Прямо из окна виднелись зеленые, прорезанные голубыми ериками — «гирлами» займища, разбросанные в синеве далей хутора, сады, одинокие и хмурые колокольни старых церквей.
Вправо от займища блестел узкий залив. Белые и черные паруса всегда маячили на нем. Мягкий пахучий ветер задувал в окно. У самой хаты шелестели листьями молодые тополи.
В полдень, когда жгуче палило солнце, сильный запах смолы волной набегал с рыбных промыслов, и тогда Панфил испытывал странное беспокойство. Этот густой запах точно звал куда-то Панфила, напоминал о морских просторах, о далекой молодости.
До слуха его доносились молодые голоса, обрывки песен, гул моторных судов. Ничто не нарушило размеренную трудовую жизнь.
Наблюдая из окна за работой товарищей, ладивших на берегу снасти перед тем, как выйти в море, он мысленно был с ними: это развлекало его… Он чувствовал себя хозяином новой жизни, немало поработавшим на своем веку и теперь отдыхавший с полным сознанием исполненного долга…
Однажды, в сумерки, в сенях застучали уверенные, неторопливые шаги, дверь со скрипом отворилась, и густой бас спросил с порога:
— Ну, как ты тут, старик? Живой еще?
Панфил глухо, раздельно, отдыхая после каждого слова, ответил:
— Живой, живой… Заходи, Анисим… Егорыч…
Где-то рядом в темноте засуетилась Антонина, подвигая гостю стул.
— Я огня не зажигаю пока, чтоб комары не налетали… Посидите впотьмах, — сказала она.
— Мы и впотьмах друг друга добре различаем. Не забыли еще, — пошутил Анисим и склонился над Панфилом.
Панфил отыскал руку друга, слабо пожал ее. Над ним весело блеснули знакомые огнисто-карие глаза.

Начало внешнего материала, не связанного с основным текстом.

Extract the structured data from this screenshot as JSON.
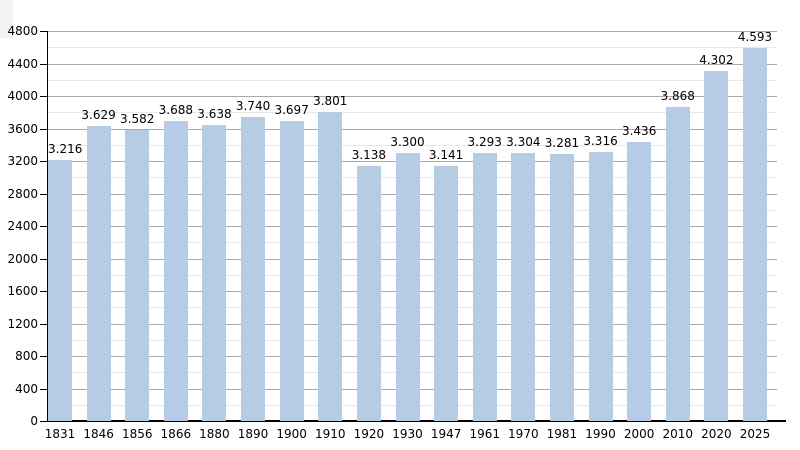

Анисим еще и словом не обмолвился о делах, а Панфил уже догадывался, что дела в колхозе шли отлично, что новости были самые благоприятные.
— Ну, Степаныч, весеннюю путину выполнили на сто сорок процентов, — важно отдуваясь, сообщил Анисим. — Жарковскую начали ломать. Половина июня, а мы месячный план уже отмахали на три четверти.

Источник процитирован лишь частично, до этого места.